Onwards to the 20th century and some real progress. The only part of the UK which has a written Constitution is Northern Ireland, with the Good Friday Agreement being the basis of a devolved, power sharing Executive. This document is also unique in that it was ratified by two Referendums, both in the Republic, and Ulster, later in 1998. In other words, the Constitution of Northern Ireland had the true consent of the people, not just the executive, law-giving body.


The Good Friday Agreement makes a good template for a UK Constitution in many ways, because it offers not just basic, and obvious, `human rights’ as agreed over the last century or so in Western nations, but also power sharing, and a right to self determination for a minority community.

This principle is much needed in a divided UK, where London and the South East has nearly all the money, good jobs and political power. It would also enable Scotland and Wales have clearly defined powers, identify areas of co-operation with other regions within the UK, (such as defence, traffic laws, control of infectious disease etc.) plus the right to make a treaty, agreement or trade arrangement with another country, or bloc of member states such as the EU, IF the majority of the population agreed to do so.

That would enable the SNP, or Plaid Cymru, to offer something unique to voters genuinely fed up of being ruled by London.

Things like fixed term parliaments, reducing the number of MPs and defining the powers of city Mayors, or regional assemblies, should be essential components in any Constitution. Hopefully we can all agree on that.

The matter of free speech, which is clearly being curtailed by the UK government, would also be defined in a written Constitution. This needs to be done, as we live in a country where particular religious or specific interest lobby groups take offence at various comments, resulting in jail terms for those who speak out of turn. It’s not good enough that an MP may call someone `zionist jew scum’¬†or a sand n***er’ in Parliament, but an ordinary citizen may not do so. The same laws on free speech – rights, limits and responsibilities – must apply to ALL citizens. The rich and powerful must not be granted an exemption from prosecution.
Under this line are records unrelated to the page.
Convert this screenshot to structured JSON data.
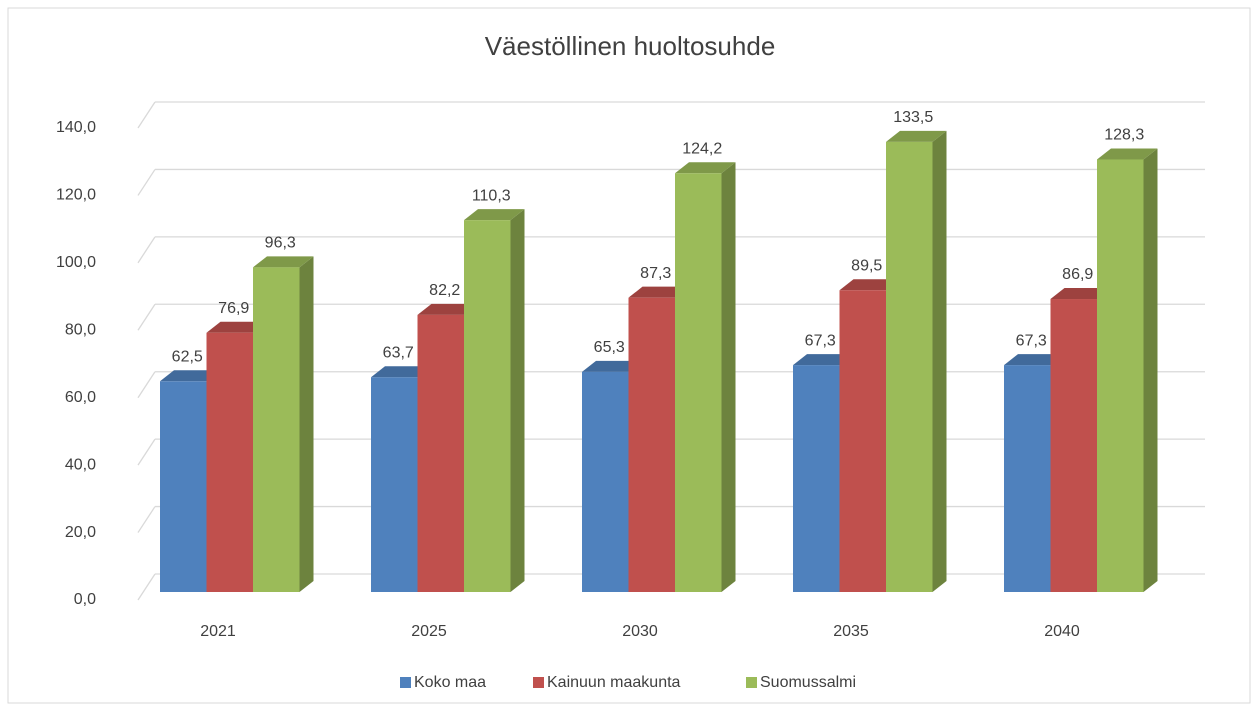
{
  "chart_data": {
    "type": "bar3d",
    "title": "Väestöllinen huoltosuhde",
    "categories": [
      "2021",
      "2025",
      "2030",
      "2035",
      "2040"
    ],
    "series": [
      {
        "name": "Koko maa",
        "color": "#4f81bd",
        "values": [
          62.5,
          63.7,
          65.3,
          67.3,
          67.3
        ],
        "value_labels": [
          "62,5",
          "63,7",
          "65,3",
          "67,3",
          "67,3"
        ]
      },
      {
        "name": "Kainuun maakunta",
        "color": "#c0504d",
        "values": [
          76.9,
          82.2,
          87.3,
          89.5,
          86.9
        ],
        "value_labels": [
          "76,9",
          "82,2",
          "87,3",
          "89,5",
          "86,9"
        ]
      },
      {
        "name": "Suomussalmi",
        "color": "#9bbb59",
        "values": [
          96.3,
          110.3,
          124.2,
          133.5,
          128.3
        ],
        "value_labels": [
          "96,3",
          "110,3",
          "124,2",
          "133,5",
          "128,3"
        ]
      }
    ],
    "ylim": [
      0,
      140
    ],
    "yticks": [
      {
        "value": 0,
        "label": "0,0"
      },
      {
        "value": 20,
        "label": "20,0"
      },
      {
        "value": 40,
        "label": "40,0"
      },
      {
        "value": 60,
        "label": "60,0"
      },
      {
        "value": 80,
        "label": "80,0"
      },
      {
        "value": 100,
        "label": "100,0"
      },
      {
        "value": 120,
        "label": "120,0"
      },
      {
        "value": 140,
        "label": "140,0"
      }
    ],
    "grid": true,
    "legend": "bottom"
  }
}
This leads naturally to a definition in law of freedom to worship whatever God you choose, or no God at all, and enshrine mutual respect and toleration as a foundation stone of our UK Constitution. Those who call for other worshippers to be killed should know that they are breaking that written law, and violating the rights of others to believe whatever they want.

There is no point in having a written Constitution if the poor are excluded from accessing the rights afforded to them. We see the rich repeatedly buying their way out of trouble, getting away with crimes, whilst the poor suffer the lottery of the UK criminal justice system. Any written document should guarantee legal aid, trial in public – not secret – and the right to a hearing by jury for serious crimes.

The new Constitution should abolish the House of Lords, and replace it with a second elected chamber, based on proportional representation. This would act as a balance against the Commons, where MPs tend to pursue the party line and sometimes not vote with the long term view in mind, or the wider public feeling. The monarch should also be defined as a figurehead, devoid of all powers.

Here is one final detail – it isn’t a perfect solution to the matter of political corruption, but adding a Constitutional clause that any MP, or Upper House member who accepts gifts, jobs, or any sponsorship for themselves, their family or companies they sit upon, shall immediately lose their place in the legislature.

There is much more you could add, but it’s a starting point. The UK truly deserves a written document which sets out the apparatus of the State in clear terms, our rights as equal citizens and guarantees us a chance to a fair trial, the ability to express a view without prosecution, and the right to worship whatever we want; God or Mammon.

If we fail to have a Constitution then one day, we will lose all our rights, and that is the most pressing argument for having something in writing. In the end, it is a much more important document than anything to do with Brexit because it bestows power within the individual, as well as the State.